Si la maladie de la fonte de semis se déclare, il est important de réagir rapidement pour éviter qu’elle se propage à tous vos semis : écarter les plantes ou contenants atteints et adapter les conditions de culture de ce qui reste. Lorsque les plantules se développent, elles s’affaiblissent, la tige prend une teinte brune et présente une extrême finesse à sa base. Elles ne peuvent plus se tenir droites et se couchent.
Le calendrier : le facteur temps au service du jardinier
Réaliser ses propres semis précoces, en fin d’hiver, permet de gagner quelques précieuses semaines de développement. Pour ceux qui font leurs semis sans éclairage artificiel, je vous déconseille donc de commencer à semer tant que la durée du jour n’atteint pas une dizaine d’heures. Les tomates seront à semer 6 à 8 semaines avant la date de plantation. Les poivrons, piments et aubergines, ayant un développement beaucoup plus lent que les tomates, peuvent être semés dans le courant du mois de février. Pour toute la famille des cucurbitacées, il faudra patienter jusqu’en avril, car leur croissance est très rapide.

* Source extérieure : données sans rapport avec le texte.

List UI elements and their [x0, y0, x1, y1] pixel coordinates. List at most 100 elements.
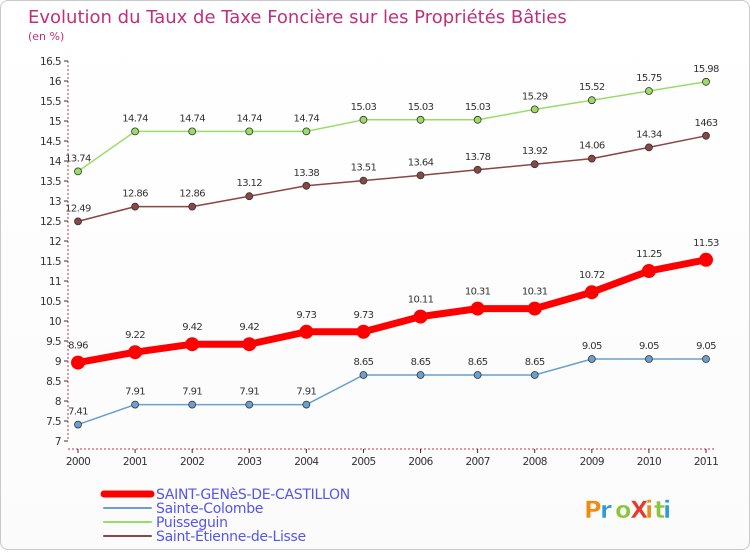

Lorsque les semis manquent de lumière, ou lorsque la durée du jour n’est pas cohérente avec la température, les semis filent. Un semis qui file se reconnaît à sa tige qui s’allonge démesurément jusqu’à plier, voire même casser, car la jeune plante cherche la lumière. Après la levée, je déplace donc mes semis dans une pièce non chauffée (aux alentours de 10°), sur le rebord intérieur d’une fenêtre bien exposée. Ainsi, les jeunes plantules bénéficient d’une bonne luminosité, et d’une température cohérente avec la durée du jour.

La préparation du sol pour le semis en pleine terre
Réaliser son semis en pleine terre consiste à semer directement les graines à leur place définitive au jardin. Ce semis est généralement pratiqué à partir du mois de mai lorsque les risques de gelée sont écartés et la terre réchauffée. Lou vayu vous conseille de préparer votre sol, c’est-à-dire de l’ameublir en profondeur et l’affiner en surface : les grosses mottes, cailloux et mauvaises herbes sont à retirer. Pour le travail de la terre, préférez les outils à dents comme la bêche, la grelinette et le croc, qui décompactent le sol sans affecter les couches. Contrairement aux pratiques classiques de l’agriculture intensive, Lou vayu vous déconseille de bêcher votre sol en profondeur. Cette action bouleverse les différentes couches du sol alors qu’elles ont chacune une fonction précise pour l’équilibre de la terre.
Une fois votre sol prêt à accueillir vos semis, arrosez quelques heures avant de semer pour maintenir la terre humide. Il est important de semer clair, c’est-à-dire ne pas semer les graines de façon trop serrée, car vos futures plantes auront besoin d’espace pour se développer. Si vous venez à répandre les semences trop proches les unes des autres, il faudra alors « éclaircir » lors de la levée des plantules. Cela signifie que vous enlèverez quelques plantules pour permettre le développement des plus vigoureuses. Attention, ce travail peut devenir fastidieux, en particulier pour les semis des carottes et les semis des radis.